Une remise en cause profonde

Nous assistons à une remise en question générale de la politique traditionnelle. Lors des primaires, les républicains se sont «débarrassés» de 16 candidats, dont les préférés de l'establishment qui ont vite disparu. Le parti démocrate, de son côté, a réussi à maintenir dans la course finale leur candidate de l'establishment, malgré une campagne extraordinaire de Bernie Sanders.

Qu'est-ce qui a fait la différence dans cette élection? C'est une question très compliquée. Je ne prétends pas être un expert. Mais une observation, si je peux me permettre. Un premier coup d'œil sur la carte électorale permet de constater que les États qui étaient la base manufacturière des États-Unis pendant le 20e siècle (Pennsylvanie, Wisconsin, Ohio, Michigan) ont voté en faveur de Donald Trump, lui qui a promis de déchirer deux traités de libre-échange (celui entre les États-Unis, le Mexique et le Canada; ainsi que le Partenariat transpacifique).
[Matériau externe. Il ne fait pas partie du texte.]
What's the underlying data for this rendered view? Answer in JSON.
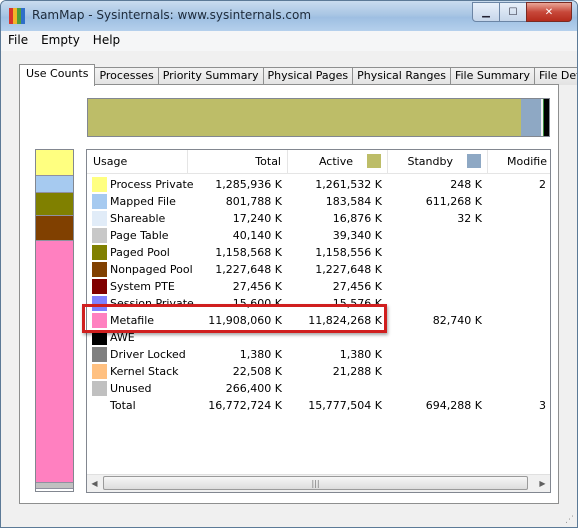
{
  "window": {
    "title": "RamMap - Sysinternals: www.sysinternals.com",
    "icon_colors": [
      "#d7352c",
      "#f1b529",
      "#4f9e3a",
      "#2f6fc8"
    ]
  },
  "menu": [
    "File",
    "Empty",
    "Help"
  ],
  "tabs": [
    "Use Counts",
    "Processes",
    "Priority Summary",
    "Physical Pages",
    "Physical Ranges",
    "File Summary",
    "File Details"
  ],
  "active_tab": "Use Counts",
  "columns": {
    "usage": "Usage",
    "total": "Total",
    "active": "Active",
    "standby": "Standby",
    "modified": "Modifie"
  },
  "column_colors": {
    "active": "#bdbd68",
    "standby": "#8ea8c4"
  },
  "rows": [
    {
      "label": "Process Private",
      "total": "1,285,936 K",
      "active": "1,261,532 K",
      "standby": "248 K",
      "modified": "2",
      "color": "#ffff80"
    },
    {
      "label": "Mapped File",
      "total": "801,788 K",
      "active": "183,584 K",
      "standby": "611,268 K",
      "modified": "",
      "color": "#a6caf0"
    },
    {
      "label": "Shareable",
      "total": "17,240 K",
      "active": "16,876 K",
      "standby": "32 K",
      "modified": "",
      "color": "#e1ecf8"
    },
    {
      "label": "Page Table",
      "total": "40,140 K",
      "active": "39,340 K",
      "standby": "",
      "modified": "",
      "color": "#c8c8c8"
    },
    {
      "label": "Paged Pool",
      "total": "1,158,568 K",
      "active": "1,158,556 K",
      "standby": "",
      "modified": "",
      "color": "#808000"
    },
    {
      "label": "Nonpaged Pool",
      "total": "1,227,648 K",
      "active": "1,227,648 K",
      "standby": "",
      "modified": "",
      "color": "#804000"
    },
    {
      "label": "System PTE",
      "total": "27,456 K",
      "active": "27,456 K",
      "standby": "",
      "modified": "",
      "color": "#800000"
    },
    {
      "label": "Session Private",
      "total": "15,600 K",
      "active": "15,576 K",
      "standby": "",
      "modified": "",
      "color": "#8080ff"
    },
    {
      "label": "Metafile",
      "total": "11,908,060 K",
      "active": "11,824,268 K",
      "standby": "82,740 K",
      "modified": "",
      "color": "#ff80c0"
    },
    {
      "label": "AWE",
      "total": "",
      "active": "",
      "standby": "",
      "modified": "",
      "color": "#000000"
    },
    {
      "label": "Driver Locked",
      "total": "1,380 K",
      "active": "1,380 K",
      "standby": "",
      "modified": "",
      "color": "#808080"
    },
    {
      "label": "Kernel Stack",
      "total": "22,508 K",
      "active": "21,288 K",
      "standby": "",
      "modified": "",
      "color": "#ffc080"
    },
    {
      "label": "Unused",
      "total": "266,400 K",
      "active": "",
      "standby": "",
      "modified": "",
      "color": "#c0c0c0"
    },
    {
      "label": "Total",
      "total": "16,772,724 K",
      "active": "15,777,504 K",
      "standby": "694,288 K",
      "modified": "3",
      "color": ""
    }
  ],
  "horizontal_bar": [
    {
      "name": "Active",
      "fraction": 0.94,
      "color": "#bdbd68"
    },
    {
      "name": "Standby",
      "fraction": 0.042,
      "color": "#8ea8c4"
    },
    {
      "name": "Modified",
      "fraction": 0.006,
      "color": "#f0f0f0"
    },
    {
      "name": "Transition",
      "fraction": 0.002,
      "color": "#3c8c3c"
    },
    {
      "name": "Free",
      "fraction": 0.01,
      "color": "#000000"
    }
  ],
  "vertical_bar": [
    {
      "name": "Process Private",
      "fraction": 0.077,
      "color": "#ffff80"
    },
    {
      "name": "Mapped File",
      "fraction": 0.048,
      "color": "#a6caf0"
    },
    {
      "name": "Paged Pool",
      "fraction": 0.069,
      "color": "#808000"
    },
    {
      "name": "Nonpaged Pool",
      "fraction": 0.073,
      "color": "#804000"
    },
    {
      "name": "Metafile",
      "fraction": 0.71,
      "color": "#ff80c0"
    },
    {
      "name": "Unused",
      "fraction": 0.016,
      "color": "#c0c0c0"
    }
  ],
  "highlighted_row": "Metafile"
}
Les élites politiques et économiques tentent de mettre de l'avant les bienfaits de ces traités depuis le passage à la Maison-Blanche de l'autre Clinton. Les travailleuses et travailleurs moyens qui ont payé le prix de ces traités depuis maintenant 20 ans ont voté pour le seul candidat présidentiel qui reflétait leurs préoccupations quant au manque de travail! Il pouvait être en désaccord avec plusieurs de ses positions qui font peur aux autres groupes. Mais c'était le seul candidat dans ce système bien tranché de deux partis qui parlait de mettre un «X» sur ces traités.

Avant de se préoccuper des peurs des autres, une partie importante des électeurs de ces États a décidé de s'occuper de leurs conditions d'existence d'abord (ce que la plupart du monde fait, d'ailleurs, une fois rendu dans l'isoloir).
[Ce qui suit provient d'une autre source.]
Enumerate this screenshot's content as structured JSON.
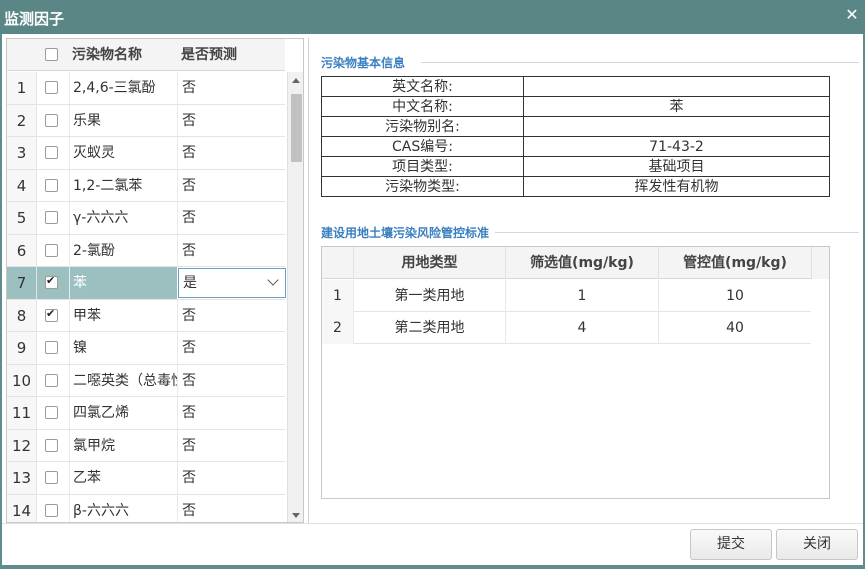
{
  "dialog": {
    "title": "监测因子"
  },
  "grid": {
    "columns": {
      "name": "污染物名称",
      "predict": "是否预测"
    },
    "rows": [
      {
        "num": "1",
        "name": "2,4,6-三氯酚",
        "predict": "否",
        "checked": false
      },
      {
        "num": "2",
        "name": "乐果",
        "predict": "否",
        "checked": false
      },
      {
        "num": "3",
        "name": "灭蚁灵",
        "predict": "否",
        "checked": false
      },
      {
        "num": "4",
        "name": "1,2-二氯苯",
        "predict": "否",
        "checked": false
      },
      {
        "num": "5",
        "name": "γ-六六六",
        "predict": "否",
        "checked": false
      },
      {
        "num": "6",
        "name": "2-氯酚",
        "predict": "否",
        "checked": false
      },
      {
        "num": "7",
        "name": "苯",
        "predict": "是",
        "checked": true,
        "selected": true
      },
      {
        "num": "8",
        "name": "甲苯",
        "predict": "否",
        "checked": true
      },
      {
        "num": "9",
        "name": "镍",
        "predict": "否",
        "checked": false
      },
      {
        "num": "10",
        "name": "二噁英类（总毒性当量）",
        "predict": "否",
        "checked": false
      },
      {
        "num": "11",
        "name": "四氯乙烯",
        "predict": "否",
        "checked": false
      },
      {
        "num": "12",
        "name": "氯甲烷",
        "predict": "否",
        "checked": false
      },
      {
        "num": "13",
        "name": "乙苯",
        "predict": "否",
        "checked": false
      },
      {
        "num": "14",
        "name": "β-六六六",
        "predict": "否",
        "checked": false
      }
    ]
  },
  "info": {
    "section_title": "污染物基本信息",
    "rows": [
      {
        "label": "英文名称:",
        "value": ""
      },
      {
        "label": "中文名称:",
        "value": "苯"
      },
      {
        "label": "污染物别名:",
        "value": ""
      },
      {
        "label": "CAS编号:",
        "value": "71-43-2"
      },
      {
        "label": "项目类型:",
        "value": "基础项目"
      },
      {
        "label": "污染物类型:",
        "value": "挥发性有机物"
      }
    ]
  },
  "standard": {
    "section_title": "建设用地土壤污染风险管控标准",
    "columns": {
      "land": "用地类型",
      "screen": "筛选值(mg/kg)",
      "control": "管控值(mg/kg)"
    },
    "rows": [
      {
        "num": "1",
        "land": "第一类用地",
        "screen": "1",
        "control": "10"
      },
      {
        "num": "2",
        "land": "第二类用地",
        "screen": "4",
        "control": "40"
      }
    ]
  },
  "footer": {
    "submit": "提交",
    "close": "关闭"
  },
  "colors": {
    "title_bar": "#5a8686",
    "selected_row": "#9cbfbf",
    "section_title": "#3a7fbf"
  }
}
On peut bien penser que Trump ne fera pas ce qu'il a dit quant aux traités de libre-échange. Cependant, pour une tranche importante de la population américaine, il n'y avait pas d'autres offres sur la table (eh oui, je sais que le Parti vert avait des propositions dans ce sens, mais encore une fois, jusqu'à maintenant, le système américain est un système à deux partis).

Bien sûr qu'il faut être préoccupé par la condition des femmes, des minorités et des travailleurs. Mais pour ça, il faut enfin tenir un vrai débat sur les intérêts de Monsieur et Madame Tout-le-monde. Les résultats de cette élection démontrent l'urgence de tenir un débat de fond sur les politiques qui accroissent les inégalités sociales.

En terminant, ce qui me frappe aussi, ce sont les similitudes entre Donald Trump et Gaétan Barrette. Soyons clairs, je ne parle pas ici du racisme et de la misogynie de M. Trump. Je parle plutôt du fait que les deux hommes sont suffisants et mégalomanes. Il semblerait qu'on aime nos hommes politiques de même ces temps-ci. Une autre raison d'être préoccupés!